Larimichthys crocea was once an abundant commercial fish off East and South China, Taiwan, South Korea and Japan, its population collapsed in the 1970s due to overfishing. Fishing boats landed 56,000 tonnes of Larimichthys crocea in 2008, and 91,000 tonnes in 2013. The species is now aquafarmed in China, and production has grown to 105,000 tonnes by 2013. Farms have experienced outbreaks of Nocardia seriolae infections.

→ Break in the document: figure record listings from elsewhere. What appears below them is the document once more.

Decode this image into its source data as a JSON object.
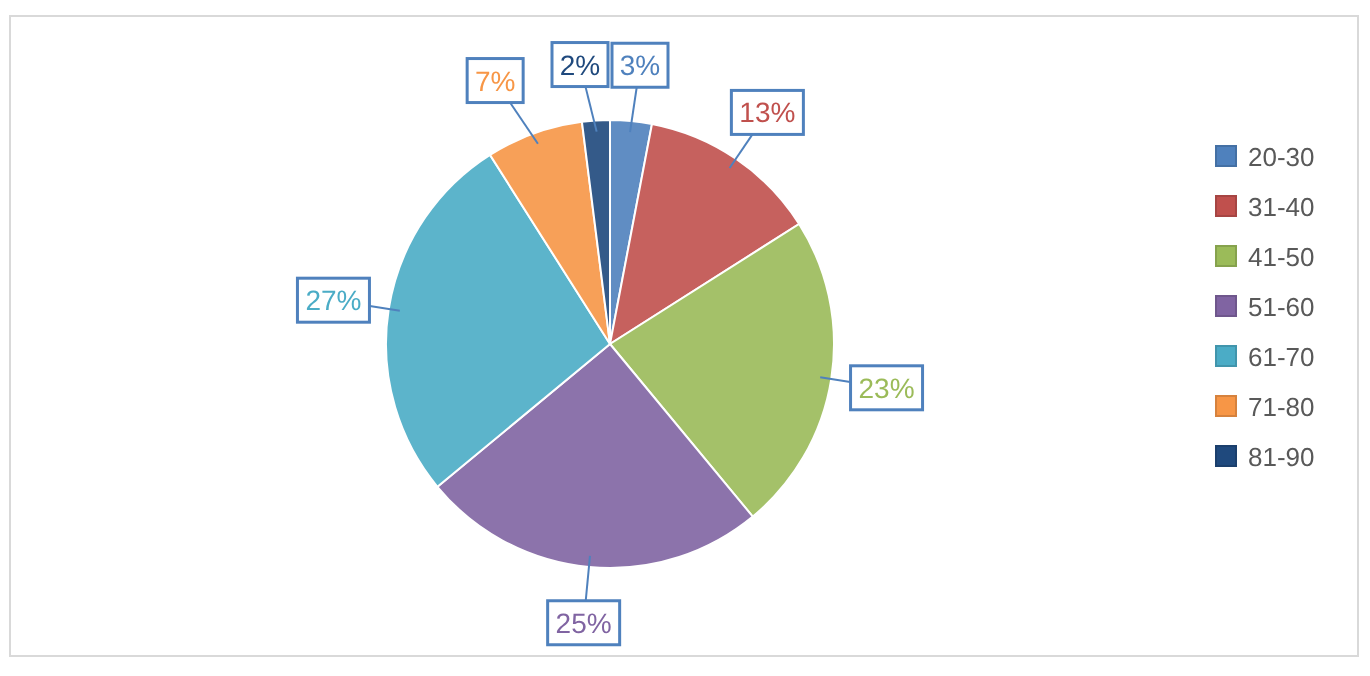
{
  "chart_data": {
    "type": "pie",
    "categories": [
      "20-30",
      "31-40",
      "41-50",
      "51-60",
      "61-70",
      "71-80",
      "81-90"
    ],
    "values": [
      3,
      13,
      23,
      25,
      27,
      7,
      2
    ],
    "colors": [
      "#4f81bd",
      "#c0504d",
      "#9bbb59",
      "#8064a2",
      "#4bacc6",
      "#f79646",
      "#1f497d"
    ],
    "value_labels": [
      "3%",
      "13%",
      "23%",
      "25%",
      "27%",
      "7%",
      "2%"
    ],
    "legend": "right"
  }
}
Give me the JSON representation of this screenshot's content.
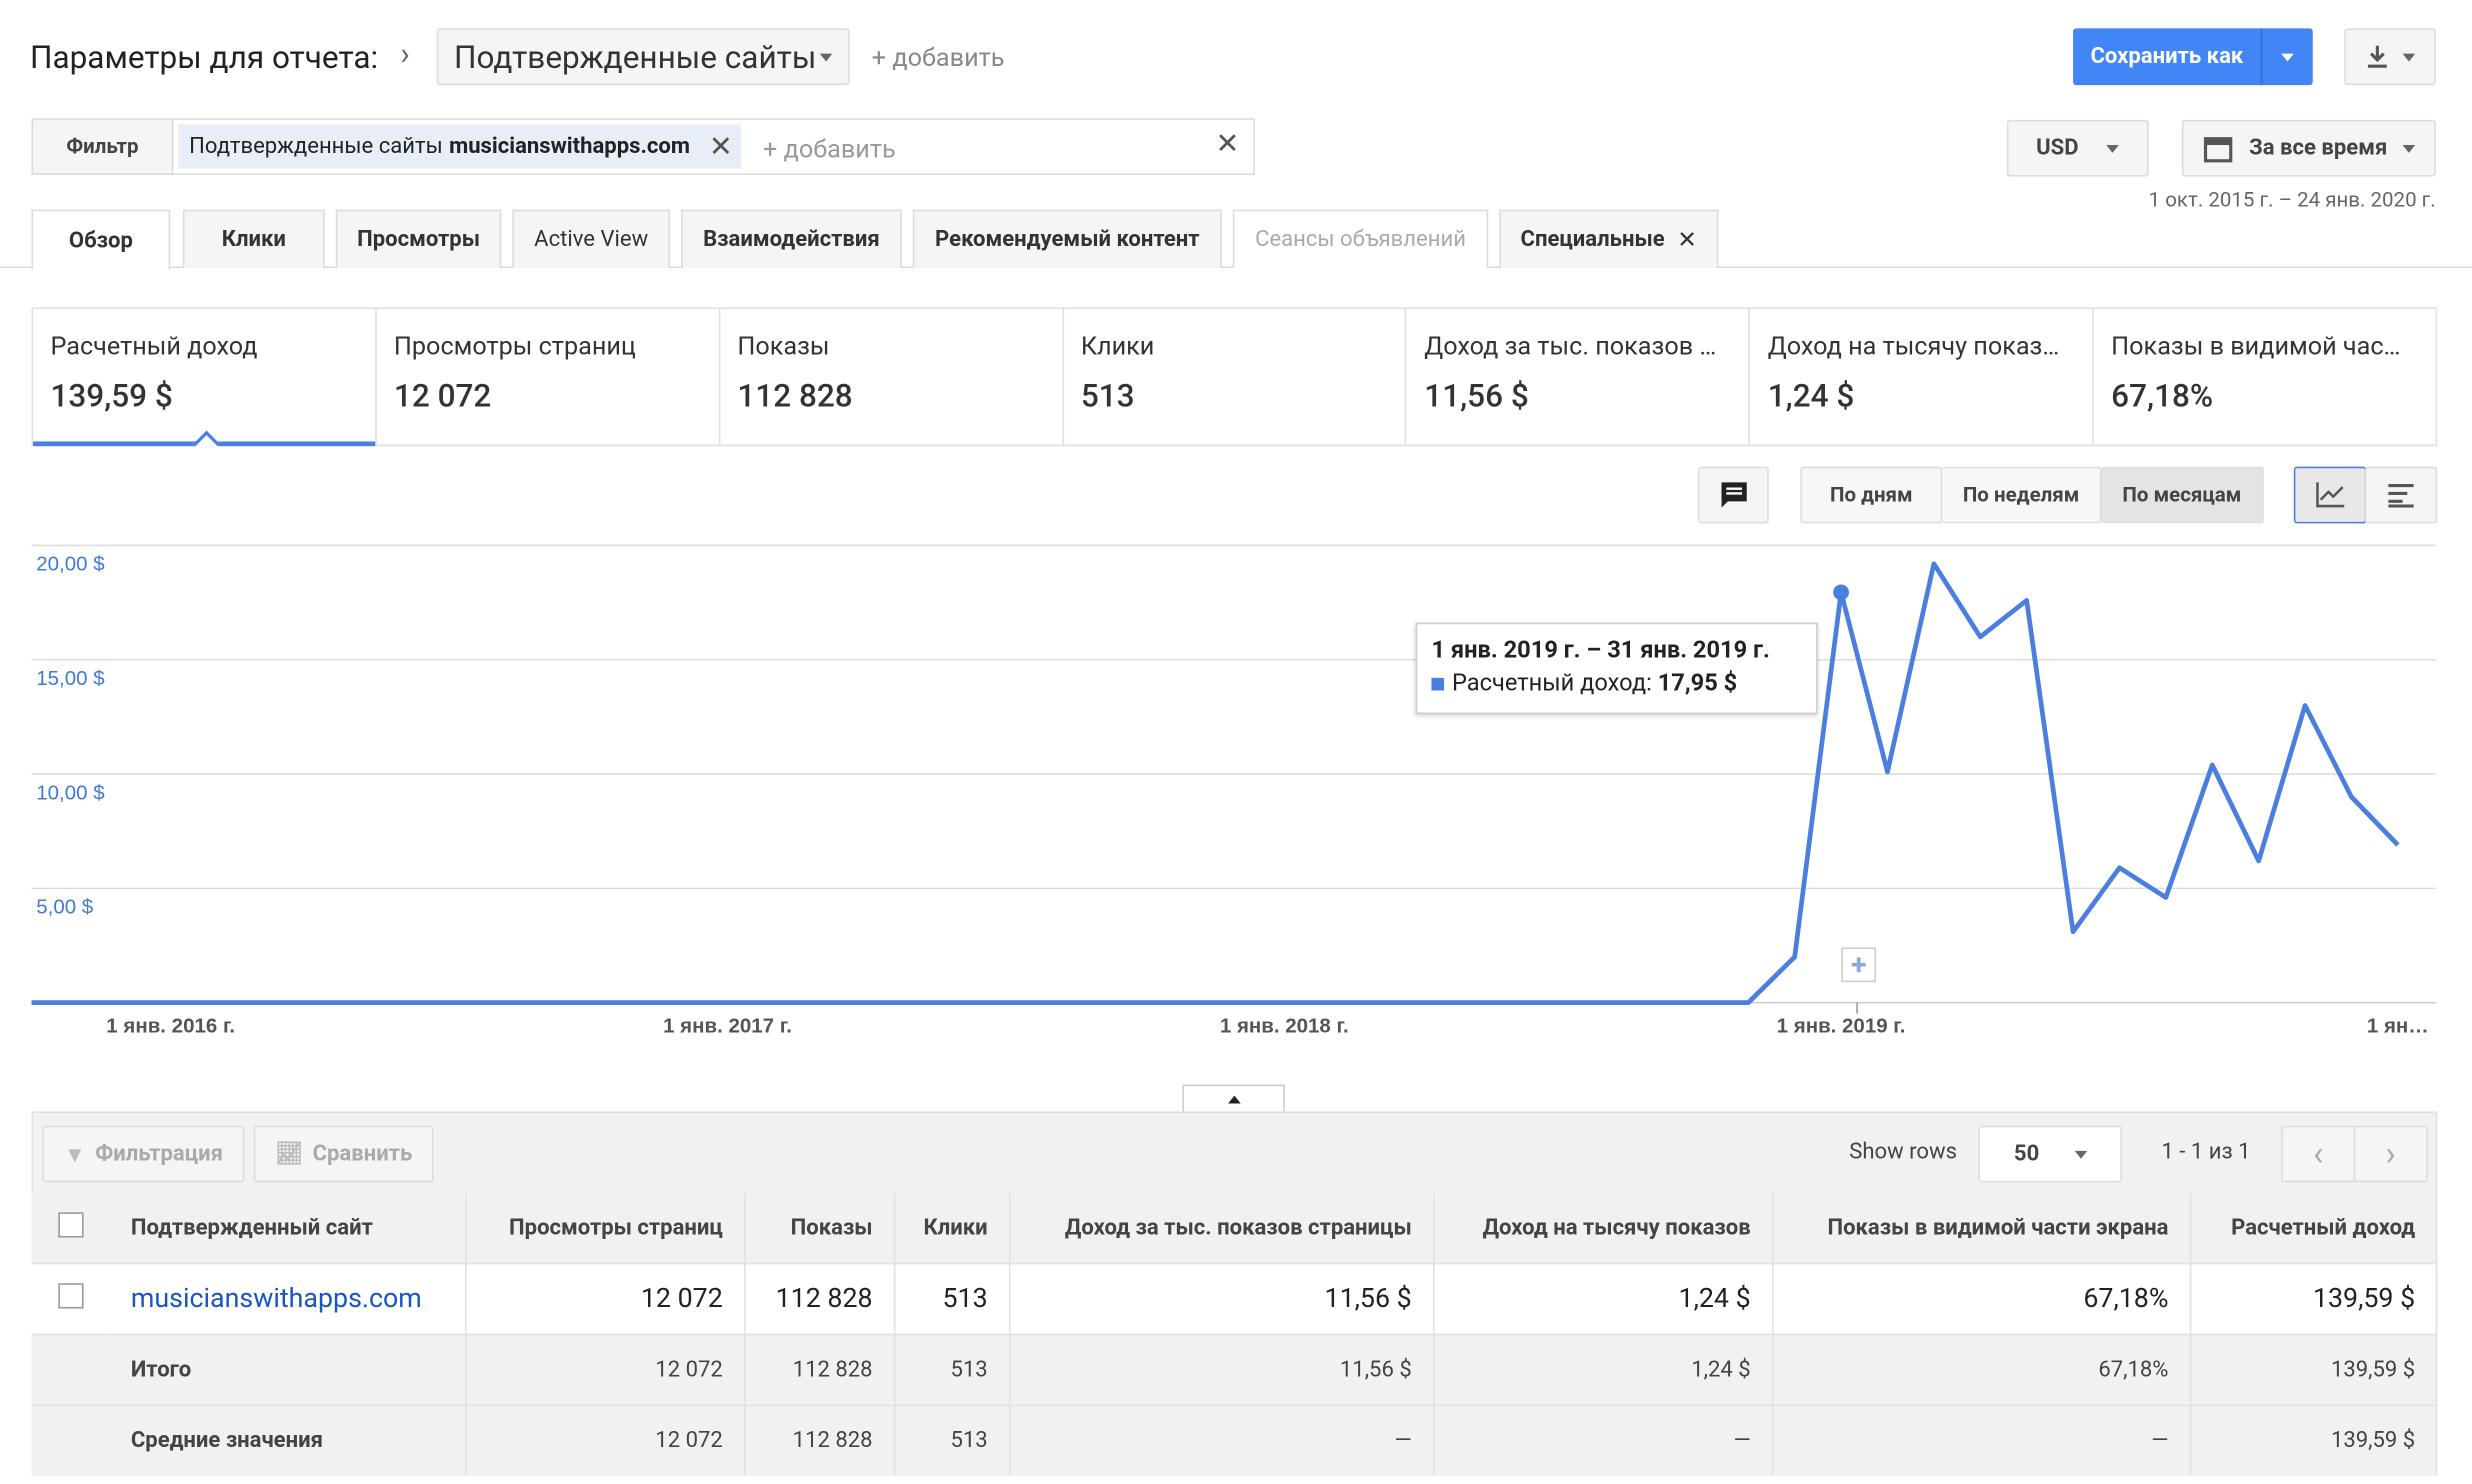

The IUCN classifies this species as Critically Endangered as there has been no recovery in the population and there is no evidence that the fishery for this species is sustainable.

==Genome==
Larimichthys crocea is an important enough commercial species to have its genome mapped in 2014. On 6 January 2015 it became the 200th organism to have its genome annotated by the NCBI Eukaryotic Genome Annotation Pipeline.

==Parasites==
As all fish species, Larimichthys crocea is the host of many parasite species. A new species of trypanosome, Trypanosoma larimichthysi Yang et al., 2025, was described in 2025 from fish collected in Fujian Province, China. The trypanosome infection had no effect on the growth, but induced pathological changes in the gills, liver, spleen and kidney.